The Glimmers Are Real
Look closely enough and you’ll see them: researchers demanding that privacy and dignity remain foundational to AI design. Organizations measuring human readiness—not just technical readiness—before deploying AI. Sports teams building innovation strategies that center fans and employees, not just efficiency. Leaders building adaptive capacity into their organizations rather than chasing the next shiny platform.
These aren’t token gestures. They’re proof that when people understand what’s at stake, they build better systems. They’re evidence that human-centered technology isn’t some utopian fantasy—it’s a design choice that’s being made, right now, by people who believe the future can be different.
The Song Isn’t Over
As I wrote recently about the power of ideas to build possibility, the future doesn’t belong to whoever has the most capital. It belongs to whoever tells the story everyone believes.
The climate tech sector was declared dead less than a decade ago. Then the story changed. Not because the technology suddenly worked, but because investors started demanding that profitability and planetary health go together—and proving it could be done. By 2024, clean energy investment had surpassed fossil fuels. That’s the power of collective imagination. That’s what happens when we refuse to accept that the story is finished.
This isn’t naive optimism. It’s strategic clarity. Every time we name what’s wrong with a system, we make invisible power visible. Every time we articulate what we want—not just what we’re against—we expand the field of what becomes thinkable, fundable, buildable.

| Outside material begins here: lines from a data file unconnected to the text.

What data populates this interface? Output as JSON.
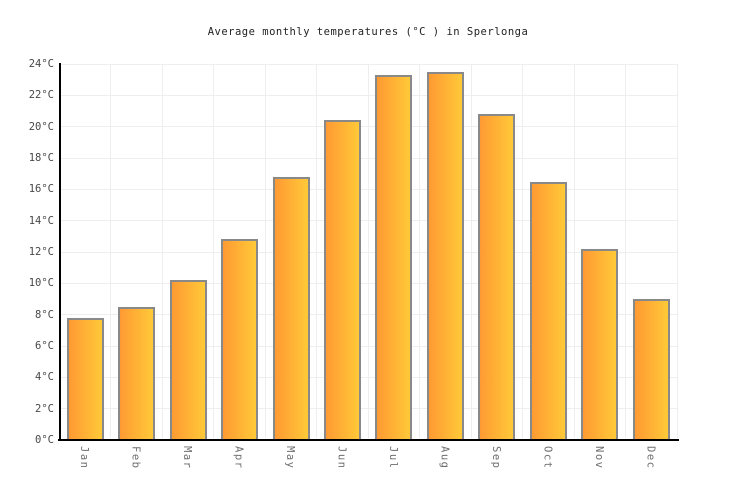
{
  "title": "Average monthly temperatures (°C ) in Sperlonga",
  "chart_data": {
    "type": "bar",
    "title": "Average monthly temperatures (°C ) in Sperlonga",
    "categories": [
      "Jan",
      "Feb",
      "Mar",
      "Apr",
      "May",
      "Jun",
      "Jul",
      "Aug",
      "Sep",
      "Oct",
      "Nov",
      "Dec"
    ],
    "values": [
      7.8,
      8.5,
      10.2,
      12.8,
      16.8,
      20.4,
      23.3,
      23.5,
      20.8,
      16.5,
      12.2,
      9.0
    ],
    "xlabel": "",
    "ylabel": "",
    "ylim": [
      0,
      24
    ],
    "y_tick_step": 2,
    "y_tick_labels": [
      "0°C",
      "2°C",
      "4°C",
      "6°C",
      "8°C",
      "10°C",
      "12°C",
      "14°C",
      "16°C",
      "18°C",
      "20°C",
      "22°C",
      "24°C"
    ],
    "grid": true,
    "legend": false,
    "colors": {
      "background": "#ffffff",
      "bar_gradient_left": "#ff9a33",
      "bar_gradient_right": "#ffc938",
      "bar_border": "#898989",
      "gridline": "#eeeeee",
      "axis": "#000000",
      "title_text": "#222222",
      "y_tick_text": "#484848",
      "x_tick_text": "#6e6e6e"
    }
  }
}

Dr. King understood this. The civil rights movement didn’t outspend its opponents. It created moral clarity so compelling that certain futures became unthinkable and others inevitable.
“Every time we name what’s wrong with a system, we make invisible power visible. Every time we articulate what we want—not just what we’re against—we expand the field of what becomes thinkable, fundable, buildable.”
We’re in a similar moment now. The technologies reshaping our world aren’t inevitable in their current form. The concentration of power isn’t permanent. The erosion of human agency isn’t destiny.
But none of that changes without us. Without the people reading these words, thinking these thoughts, asking these questions.
What We Can Do
You—the person reading this—are exactly the person who can make a difference. Not someday. Not once you have more resources or a bigger platform. Right now.
You can question the systems you interact with. You can demand transparency from the platforms you use. You can support organizations building alternatives. You can share ideas that reframe what’s possible. You can tell better stories about the future.
You can refuse to treat “tech-driven” and “human-centered” as opposing forces.
You can insist that the future of technology is a choice we make together, not a destiny handed down by those with the deepest pockets.
Every conversation you have, every question you ask, every expectation you set—it all compounds. It all matters. Ideas become movements. Movements become mandates. Mandates become the world we inherit.
On this day especially, let’s remember: Dr. King didn’t wait for permission to imagine a better world. He didn’t wait for conditions to be perfect. He saw what was, named what could be, and called people to rise to that possibility.
The work remains unfinished. The song isn’t over. And we’re the ones who get to write the next verse.